TEMA
Mempersaksikan Allah dalam Karya Nyata
TUJUAN
Jemaat mengerti panggilan hidupnya sebagai domba yang telah menerima penggembalaan dari Tuhan.
DAFTAR BACAAN
Bacaan I : Kisah Para Rasul 2: 42-47
Tanggapan : Mazmur 23
Bacaan II : 1 Petrus 2:19-25
Bacaan III : Yohanes 10:1-10
DAFTAR AYAT PENDUKUNG LITURGIS
Berita Anugerah : 1 Petrus 2:19-25
Petunjuk hidup baru : Kisah Para Rasul 2:42-47
Persembahan : Roma 12:1
DAFTAR NYANYIAN LITURGIS
Bahasa Indonesia
Nyanyian Pujian : KJ 17:1-2
Nyanyian Penyesalan : KJ 367: 1-3
Nyanyian Kesanggupan : KJ 283:1-3
Nyanyian Persembahan : KJ 407:1-
Nyanyian Pengutusan : KJ 415:1
Bahasa Jawa
Kidung Pamuji : KPJ 17:1-3
Kidung Panelangsa : KPJ 112:1-3
Kidung Kasanggeman : KPJ 74:1-3
Kidung Pisungsung : KPJ 184:1-
Kidung Pengutusan : KPJ 436:1
DASAR PEMIKIRAN
Setelah Tuhan Allah menciptakan langit dan bumi, Ia tidak meninggalkan dunia berjalan sendiri. Sebaliknya, Ia terus terlibat di dalam kehidupan umat-Nya dan di dalam pemeliharaan ciptaan-Nya. Allah tidak seperti seorang ahli pembuat jam yang hanya membuat lalu membiarkan jam itu berjalan sendiri. Ketika menciptakan semesta, Allah adalah Bapa dan Gembala yang penuh kasih yang senantiasa memelihara apa yang telah diciptakan-Nya. Perhatian Allah yang terus-menerus atas ciptaan dan umat-Nya secara doktrin disebut pemeliharaan Allah. Penyataan alkitabiah menunjukkan bahwa pemeliharaan Allah bukan sebuah doktrin abstrak, tetapi berlaku untuk kehidupan sehari-hari di dalam dunia yang jahat dan berdosa.
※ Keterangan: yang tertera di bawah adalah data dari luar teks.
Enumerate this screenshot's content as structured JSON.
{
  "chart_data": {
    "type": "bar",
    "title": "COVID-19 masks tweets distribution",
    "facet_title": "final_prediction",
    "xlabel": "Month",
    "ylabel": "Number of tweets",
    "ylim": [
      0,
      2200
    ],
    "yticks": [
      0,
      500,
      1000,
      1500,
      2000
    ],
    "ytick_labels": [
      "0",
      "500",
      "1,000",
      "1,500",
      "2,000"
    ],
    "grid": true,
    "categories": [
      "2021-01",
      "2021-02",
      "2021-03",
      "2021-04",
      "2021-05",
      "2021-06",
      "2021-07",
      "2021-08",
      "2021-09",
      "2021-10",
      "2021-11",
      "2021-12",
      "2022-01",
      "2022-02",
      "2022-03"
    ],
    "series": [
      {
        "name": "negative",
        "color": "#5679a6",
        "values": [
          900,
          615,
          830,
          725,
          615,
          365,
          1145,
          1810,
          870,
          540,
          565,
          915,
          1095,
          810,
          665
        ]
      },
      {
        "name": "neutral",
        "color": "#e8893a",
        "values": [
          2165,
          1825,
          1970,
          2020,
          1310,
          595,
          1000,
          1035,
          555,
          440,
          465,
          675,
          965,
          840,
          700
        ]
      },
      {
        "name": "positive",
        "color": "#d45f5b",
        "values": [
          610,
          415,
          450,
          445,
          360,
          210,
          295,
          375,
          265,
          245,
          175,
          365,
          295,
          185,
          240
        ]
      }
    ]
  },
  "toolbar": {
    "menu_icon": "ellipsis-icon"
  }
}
Mengatakan bahwa Allah mengizinkan penderitaan tidak berarti bahwa Allah menyebabkan semua kejahatan yang kita alami di dunia ini, atau bahwa Dia secara pribadi menetapkan semua tragedi dalam kehidupan ini. Allah tidak pernah menyebabkan kejahatan atau ketidaksalehan. Sekalipun demikian, kadang-kadang Ia mengizinkannya terjadi, mengarahkannya dan menguasainya supaya mengerjakan kehendak-Nya, melaksanakan maksud penebusan-Nya, dan di dalam segala sesuatu mendatangkan yang baik bagi mereka yang setia kepada-Nya
KETERANGAN BACAAN:
Kisah Para Rasul 2: 42-47
Kisah Para Rasul 2: 42-47 merupakan rangkuman kehidupan nyata sehari-hari komunitas Kristen perdana di Yerusalem. Sebagian besar kegiatan yang digambarkan sebagai ciri kehidupan komunitas perdana tersebut tidaklah terlalu kontroversial sebab apa yang dilakukan juga seringkali ada dalam kehidupan umat Kristen sepanjang sejarah. Hal itu khususnya terjadi dengan uraian pembuka dari ayat 42. Mengajar, bersekutu, makan bersama, dan berdoa telah menjadi praktik Kristen yang umum selama berabad-abad. Dua kegiatan yang ada di tengah ini mungkin sangat penting, yaitu bersekutu (Yunani: koinonia) dan makan bersama. Kedua hal ini sudah menjadi hal yang biasa bagi komunitas Kristen sepanjang sejarah.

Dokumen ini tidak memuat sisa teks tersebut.